Vessel Tracking: Making Sense of Large Amounts of Data
By Rory Meyer, CSIR
Here in the Integrated Vessel Tracking research group we have a problem. We have too much data. Our goal is to display real time data for ocean vessels around South Africa but we receive data for about a third of the world’s oceans. What we would like to do is use this glut of data to derive some kind of meaningful information that would allow operators to quickly determine whether a ship is acting strangely or not.
One simple method we be to add another layer of information to our vessel tracking map; a historical heatmap. Sounds pretty simple and useful, doesn’t it. Just take all the messages and run a heatmap function on it. Well, that’s a little tough for us; we receive about 8 million vessel position a day. And that doesn’t even consider the problems of message collisions (not receiving data because there are too many ships), interpolation (ships obviously exist in the places between consecutive messages) and separating by class of vessels.
Fishing, cargo and tanker vessels form the bulk of vessel traffic in the deep ocean but they have different behaviours. Cargo and tanker vessels travel in straight lines generally limited to shipping lanes between ports and travel to ports that are equipped to handle their cargo. Fishing vessels travel to fishing zones and then move around in different ways depending on the fishing gear used. These behaviours can be characterised using the locations, speed and bearings described by the messages received from these vessels.

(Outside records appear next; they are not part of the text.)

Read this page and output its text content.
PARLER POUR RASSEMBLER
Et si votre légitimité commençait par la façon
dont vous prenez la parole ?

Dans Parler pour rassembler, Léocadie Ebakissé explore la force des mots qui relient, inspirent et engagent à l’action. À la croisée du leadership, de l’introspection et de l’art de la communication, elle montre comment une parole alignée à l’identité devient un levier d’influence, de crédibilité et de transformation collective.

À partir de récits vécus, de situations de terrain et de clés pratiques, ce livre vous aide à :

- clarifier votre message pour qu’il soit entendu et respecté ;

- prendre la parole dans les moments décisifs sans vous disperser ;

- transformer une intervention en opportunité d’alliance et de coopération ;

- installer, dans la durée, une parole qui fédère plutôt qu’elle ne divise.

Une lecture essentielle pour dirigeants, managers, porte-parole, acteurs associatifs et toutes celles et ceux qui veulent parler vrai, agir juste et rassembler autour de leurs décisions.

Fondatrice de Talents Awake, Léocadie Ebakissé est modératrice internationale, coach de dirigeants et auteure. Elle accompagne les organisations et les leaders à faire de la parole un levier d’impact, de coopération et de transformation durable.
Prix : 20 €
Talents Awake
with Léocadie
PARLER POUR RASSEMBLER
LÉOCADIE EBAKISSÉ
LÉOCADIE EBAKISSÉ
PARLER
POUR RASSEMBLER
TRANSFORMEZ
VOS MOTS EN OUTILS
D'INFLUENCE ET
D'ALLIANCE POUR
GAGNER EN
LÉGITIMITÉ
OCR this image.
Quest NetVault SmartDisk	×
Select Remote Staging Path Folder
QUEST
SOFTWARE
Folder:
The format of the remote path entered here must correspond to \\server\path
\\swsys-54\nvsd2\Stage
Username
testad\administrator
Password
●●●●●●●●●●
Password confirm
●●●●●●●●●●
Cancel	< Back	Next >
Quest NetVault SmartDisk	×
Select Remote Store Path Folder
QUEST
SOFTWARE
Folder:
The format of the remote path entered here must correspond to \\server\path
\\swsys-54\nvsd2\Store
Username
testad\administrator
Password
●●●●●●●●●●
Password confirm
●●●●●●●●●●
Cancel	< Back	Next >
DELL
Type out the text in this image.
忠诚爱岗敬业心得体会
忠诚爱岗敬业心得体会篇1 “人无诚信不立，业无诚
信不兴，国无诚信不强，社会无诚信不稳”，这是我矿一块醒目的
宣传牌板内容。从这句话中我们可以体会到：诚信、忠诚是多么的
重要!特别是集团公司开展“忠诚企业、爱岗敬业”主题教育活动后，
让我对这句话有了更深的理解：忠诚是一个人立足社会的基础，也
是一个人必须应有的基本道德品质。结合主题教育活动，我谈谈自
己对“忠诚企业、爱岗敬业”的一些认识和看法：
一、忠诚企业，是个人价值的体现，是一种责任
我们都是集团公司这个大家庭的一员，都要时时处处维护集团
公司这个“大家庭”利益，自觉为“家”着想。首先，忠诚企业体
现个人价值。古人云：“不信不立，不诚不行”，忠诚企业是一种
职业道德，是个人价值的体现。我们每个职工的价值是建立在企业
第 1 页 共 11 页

Building heatmaps of vessel behaviour involved several complex queries to the geospatial database that would first calculate the time between concurrent messages for every message in the database, order them by vessel, calculate which spatial bin they would fall into and then calculate the total amount of seconds each vessel class spent time in each spatial bin. It takes around an hour for a month’s worth of data (Thanks PostgreSQL!).
Heatmaps can also be generated to show the density of specific classes (see Figure 1), the average speed of vessels in an area, the dominant country for vessels in an area or the average amount of time between messages for each vessel (giving an indication of reception strength).
Having these heatmaps stored in the database makes it very easy to compare historical data with new messages. Want to see if the speed, position and bearing of that fishing vessel is normal for this time of the year? Figure 2 shows fishing activity during August 2018. Give me a few milliseconds because all that info is already in the database.